Some of the bacteria in the gut microbiome produce metabolites, such as butyrate, that foster the growth of beneficial bacteria and maintain the lining of the gut. If a person’s microbiome is unhealthy and lacks these butyrate-producing bacteria, fragments of partially digested food can leak out of the gut and produce an immune reaction that results in an allergic response.

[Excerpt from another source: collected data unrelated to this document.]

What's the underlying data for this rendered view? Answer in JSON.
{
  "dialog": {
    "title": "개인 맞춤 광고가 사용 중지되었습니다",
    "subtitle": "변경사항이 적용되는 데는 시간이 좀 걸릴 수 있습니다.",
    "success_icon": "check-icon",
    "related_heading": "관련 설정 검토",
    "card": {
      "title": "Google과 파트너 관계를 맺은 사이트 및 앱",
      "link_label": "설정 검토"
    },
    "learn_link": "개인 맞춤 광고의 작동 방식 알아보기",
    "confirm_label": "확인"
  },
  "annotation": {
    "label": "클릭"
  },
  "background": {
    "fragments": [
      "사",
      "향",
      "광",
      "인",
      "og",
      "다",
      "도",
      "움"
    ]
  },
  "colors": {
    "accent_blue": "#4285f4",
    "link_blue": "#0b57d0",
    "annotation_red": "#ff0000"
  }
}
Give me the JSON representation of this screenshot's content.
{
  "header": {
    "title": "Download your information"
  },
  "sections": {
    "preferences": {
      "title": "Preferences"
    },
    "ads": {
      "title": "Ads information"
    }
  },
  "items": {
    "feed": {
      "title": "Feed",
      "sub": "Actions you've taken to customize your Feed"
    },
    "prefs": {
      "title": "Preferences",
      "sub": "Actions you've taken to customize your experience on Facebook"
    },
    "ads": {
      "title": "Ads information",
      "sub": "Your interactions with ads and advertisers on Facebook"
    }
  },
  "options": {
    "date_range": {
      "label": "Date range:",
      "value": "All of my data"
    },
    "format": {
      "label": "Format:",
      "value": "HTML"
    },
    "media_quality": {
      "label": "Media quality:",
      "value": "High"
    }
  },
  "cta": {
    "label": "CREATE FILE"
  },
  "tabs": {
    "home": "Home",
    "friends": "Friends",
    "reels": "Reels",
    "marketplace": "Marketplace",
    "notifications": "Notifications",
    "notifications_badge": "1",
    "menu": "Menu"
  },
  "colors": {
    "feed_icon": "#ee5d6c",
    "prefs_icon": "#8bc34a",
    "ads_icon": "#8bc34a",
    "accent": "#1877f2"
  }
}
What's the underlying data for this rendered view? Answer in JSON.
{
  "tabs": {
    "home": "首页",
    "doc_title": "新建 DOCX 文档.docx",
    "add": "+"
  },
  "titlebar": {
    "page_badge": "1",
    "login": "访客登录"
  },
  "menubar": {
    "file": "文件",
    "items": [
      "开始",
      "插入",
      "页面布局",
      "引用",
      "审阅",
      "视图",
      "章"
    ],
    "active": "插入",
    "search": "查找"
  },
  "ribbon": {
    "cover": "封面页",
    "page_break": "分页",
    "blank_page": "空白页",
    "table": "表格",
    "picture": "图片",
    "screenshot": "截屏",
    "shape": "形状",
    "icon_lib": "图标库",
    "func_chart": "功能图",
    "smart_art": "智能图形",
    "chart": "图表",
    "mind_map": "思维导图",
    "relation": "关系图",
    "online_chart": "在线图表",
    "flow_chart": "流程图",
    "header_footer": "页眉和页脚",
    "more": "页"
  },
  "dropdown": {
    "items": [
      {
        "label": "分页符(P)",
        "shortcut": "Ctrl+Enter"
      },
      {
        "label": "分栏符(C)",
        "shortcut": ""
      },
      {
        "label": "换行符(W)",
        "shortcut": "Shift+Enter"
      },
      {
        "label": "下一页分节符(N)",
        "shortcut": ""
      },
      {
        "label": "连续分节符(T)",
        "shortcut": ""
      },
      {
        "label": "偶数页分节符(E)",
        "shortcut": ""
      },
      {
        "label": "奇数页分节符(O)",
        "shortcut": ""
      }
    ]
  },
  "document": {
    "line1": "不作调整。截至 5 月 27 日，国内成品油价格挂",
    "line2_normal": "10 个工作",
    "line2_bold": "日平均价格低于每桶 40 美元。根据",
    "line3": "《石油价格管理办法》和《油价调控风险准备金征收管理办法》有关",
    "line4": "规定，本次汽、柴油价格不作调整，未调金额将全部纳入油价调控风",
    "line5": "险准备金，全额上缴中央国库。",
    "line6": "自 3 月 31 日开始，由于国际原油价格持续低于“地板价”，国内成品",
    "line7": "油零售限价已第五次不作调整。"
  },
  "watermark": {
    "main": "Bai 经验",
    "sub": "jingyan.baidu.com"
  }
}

Working alongside colleagues at the University of Chicago, Dr Hubbell and colleagues noted that a butyrate has shown promise against allergic reactions in lab tests.
“Instead of providing the missing bugs to the patient orally or with a faecal transplant, we thought why don’t we just deliver the metabolites, like butyrate, that a healthy microbiome produces?”
Of course, it isn’t quite as simple as this. Butyrate has a ‘very bad smell’ - like dog poop and rancid butter – and even if you could get people to swallow it, it would be digested before reaching its destination in the lower gut. A new delivery system was required.
To overcome this challenge, the team of scientists made copolymers that consist of one block made of methacrylamide conjugated with a butyrate group as a side chain and a second block made of either methacrylic acid or hydroxypropyl methacrylamide, fellow University of Chicago researcher Dr Shijie Cao elaborated.
“The resulting polymer self assembled into polymeric micelles that tucked the butyrate side chain in their core and masked the compound’s foul smell and taste,” Dr Cao told the online briefing.
A potential treatment for allergies and other inflammatory diseases
The researchers administered these micelles to the digestive systems of mice lacking either healthy gut bacteria or a properly functioning gut lining. After digestive juices released the butyrate in the lower gut, the inert polymers were eliminated in the faeces.
The results were promising. “Micelle treatment we dosed in mice restored their gut protective barrier and microbiome,” Dr Cao detailed. This was in part achieved by increasing production of peptides that kill off harmful bacteria, which made room for butyrate-producing bacteria.
“Most importantly,” he continued, “dosing allergic mice with the micelles prevented a life-threatening anaphylactic response when they are exposed to peanuts.”
And the approach might have therapeutic uses beyond peanut allergies, the researchers believe. “This type of therapy is not antigen specific,” Cao noted. “So theoretically, it can be broadly applied to any food allergies through the modulation of gut health.”
Next up are trials in larger animals, followed by clinical trials. “We aim to use these butyrate-containing micelles as therapeutic drugs to treat diseases such as food allergies as well as chronic inflammatory diseases,” Dr Hubbell concluded.